It seems like a national epidemic… One of the biggest challenges that people face today is dealing with their personal debt. According to NerdWallet the average American family has $16,748 worth of credit card debt, $176,222 worth of mortgage debt, plus an auto loan debt of $28,948.  All of this is on top of $49,905 worth of student loans (almost $25,000 per adult)!
According to Federal Reserve data in 2014 the Median household income was $53,718 and it rose to $56,516 in 2015. Unfortunately, that is the most recent data we have, but even if median household income rose to $60,000 in 2016 that is a lot of debt to be carrying on that amount of income.

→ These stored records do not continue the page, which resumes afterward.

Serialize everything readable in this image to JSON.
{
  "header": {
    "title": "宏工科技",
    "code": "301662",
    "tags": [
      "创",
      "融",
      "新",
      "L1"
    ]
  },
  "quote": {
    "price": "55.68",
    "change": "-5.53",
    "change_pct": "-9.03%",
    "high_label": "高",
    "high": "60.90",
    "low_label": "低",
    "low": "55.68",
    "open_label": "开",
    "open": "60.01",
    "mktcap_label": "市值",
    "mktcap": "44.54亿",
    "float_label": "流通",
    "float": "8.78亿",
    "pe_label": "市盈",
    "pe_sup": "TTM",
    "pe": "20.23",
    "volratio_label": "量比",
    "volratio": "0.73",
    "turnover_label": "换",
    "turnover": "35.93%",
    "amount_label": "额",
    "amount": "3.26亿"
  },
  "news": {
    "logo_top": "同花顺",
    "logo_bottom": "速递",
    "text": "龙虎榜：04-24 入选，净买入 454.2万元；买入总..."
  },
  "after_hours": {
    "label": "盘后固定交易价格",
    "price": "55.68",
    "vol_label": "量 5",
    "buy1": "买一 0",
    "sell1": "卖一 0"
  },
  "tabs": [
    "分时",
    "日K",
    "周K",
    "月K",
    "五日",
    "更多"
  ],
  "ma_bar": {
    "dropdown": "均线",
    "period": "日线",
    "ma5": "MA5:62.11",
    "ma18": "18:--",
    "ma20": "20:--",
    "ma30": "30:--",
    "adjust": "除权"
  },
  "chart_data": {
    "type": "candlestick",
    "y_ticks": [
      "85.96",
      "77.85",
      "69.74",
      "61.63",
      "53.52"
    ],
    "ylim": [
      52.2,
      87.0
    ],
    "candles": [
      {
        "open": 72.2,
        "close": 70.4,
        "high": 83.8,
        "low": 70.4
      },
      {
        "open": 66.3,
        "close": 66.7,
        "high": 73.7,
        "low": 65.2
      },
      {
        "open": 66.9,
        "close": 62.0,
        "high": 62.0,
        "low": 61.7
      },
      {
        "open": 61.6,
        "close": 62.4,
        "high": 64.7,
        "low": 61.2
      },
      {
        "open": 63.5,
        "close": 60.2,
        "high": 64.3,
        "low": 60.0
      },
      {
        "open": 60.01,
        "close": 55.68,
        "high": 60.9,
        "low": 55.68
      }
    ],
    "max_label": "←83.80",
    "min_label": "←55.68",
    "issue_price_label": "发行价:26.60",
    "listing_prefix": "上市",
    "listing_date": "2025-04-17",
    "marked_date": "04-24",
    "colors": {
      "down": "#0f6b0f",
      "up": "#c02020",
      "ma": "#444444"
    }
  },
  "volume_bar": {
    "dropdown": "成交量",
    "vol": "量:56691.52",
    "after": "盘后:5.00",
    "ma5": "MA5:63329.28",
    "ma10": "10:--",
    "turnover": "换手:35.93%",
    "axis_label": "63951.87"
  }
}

Baby Steps to Drastically Increasing Your Retirement Savings
The average consumer spends about 5.6% of his disposable income on Consumer Debt alone. And 4.4% of his disposable income on mortgage debt thus at least 11% of his disposable income is spent generating income for big banks! How’d you like to be able to put 10% of your disposable income into your retirement account? If so all you have to do is stop giving all this money away to bankers! Here are a few baby steps to take right away:
1) Be Honest About Your Debt
The first step to staying on top of your debt is to be honest about it. One of the problems that many people in debt have is struggling to face it honestly. In many cases, this can lead ignoring the problem, which will instead lead to the accumulation of more debt in the future. It is important that you are honest with both yourself and others close to you about what your debt situation is and how you plan to get out of it. You need to actually sit down and list every debt you have and how much you owe them. It’s also a good idea to list the interest rate you are paying on that debt and how much that interest is going to cost you per year. To make things easier you can assume you just pay the interest (and aren’t reducing the principal) to calculate the interest paid per year. Simply multiply the amount by the interest rate. In reality you should be paying a bit less than this in interest if you are paying down the principal balance in addition to just paying the interest.
So if you are “average” your “Liabilities” statement might look like this:
Debt | Amount | Interest Rate | Interest Cost per Year |
Credit Card #1 | $7,712 | 12% | $925.44 |
Credit Card #2 | $5, 242 | 16.9% | $497.99 |
Credit Card #3 | $3,794 | 9.5% | $641.19 |
Mortgage #1 | $150,742 | 5% | $7,537.10 |
2nd Mortgage | $25,480 | 9.8% | $2,497.04 |
Car Loan #1 | $21,425 | 4% | $857.00 |
Car Loan #2 | $7,523 | 2.49% | $187.32 |
Student Loans | $49,905 | 3.76% | $1,876.43 |
Total | $271,823 | $15,126.66 |
As you can see this “Average Household” is making the banks over $15,000 per year richer instead of making themselves richer. This is debt slavery over 1/4 of their disposable income is going toward interest payments! Once you see this for you own numbers it should make you MAD! Once you get mad enough you should get motivated to do something about it!
2) Get Organized
Once you are mad enough you need to get organized. One option would be to create a spreadsheet that includes the creditor name, balance due, monthly payment, interest rate, and any other relevant information. Then develop a plan to eliminate these debts.
3) Set Up a Plan to Get Out
Once you have set up a system for organizing your debt, the next step would be to establish a plan to help you get out. There are a variety of systems to eliminate debt. Some advisers like Suzie Ormond recommend paying off higher interest debts first, others like Dave Ramsey recommend eliminating the smallest debt first in an effort to create momentum. Paying off the highest interest rate debt first would be credit card #2 saving you $885.90 per year which you could put toward reducing the other debts. Paying off credit card #3 would only save you $360.43 per year but you could do it quicker and thus start the snowball rolling sooner.
4) Seek Professional Advice
Once you’re committed to becoming debt free you should read a couple of books on developing your debt free plan. A couple of good ones are:
- JoAnneh Nagler‘s – The Debt-Free Spending Plan: An Amazingly Simple Way to Take Control of Your Finances Once and for All
- Dave Ramsey’s – The Total Money Makeover: Classic Edition: A Proven Plan for Financial Fitness
Another Financial Expert you should add to your team is a good tax preparer, who should be able to save you more in taxes than he costs you in preparation fees. This is probably an accountant and not just H&R Block.
Once you’ve stopped making banks rich and started accumulated a bit of a nest egg for yourself, you should find a good personal finance expert, such as the ones at UBS – The Burish Group, who can provide you with a number of different services like wealth management, retirement planning, credit and liquidity planning, and estate planning.
Being in debt can be scary, but luckily you aren’t alone. There are tons of resources and people out there that can help you. All you have to do is seek out the help. By following these tips and finding the right help you will be able to manage your debt in no time.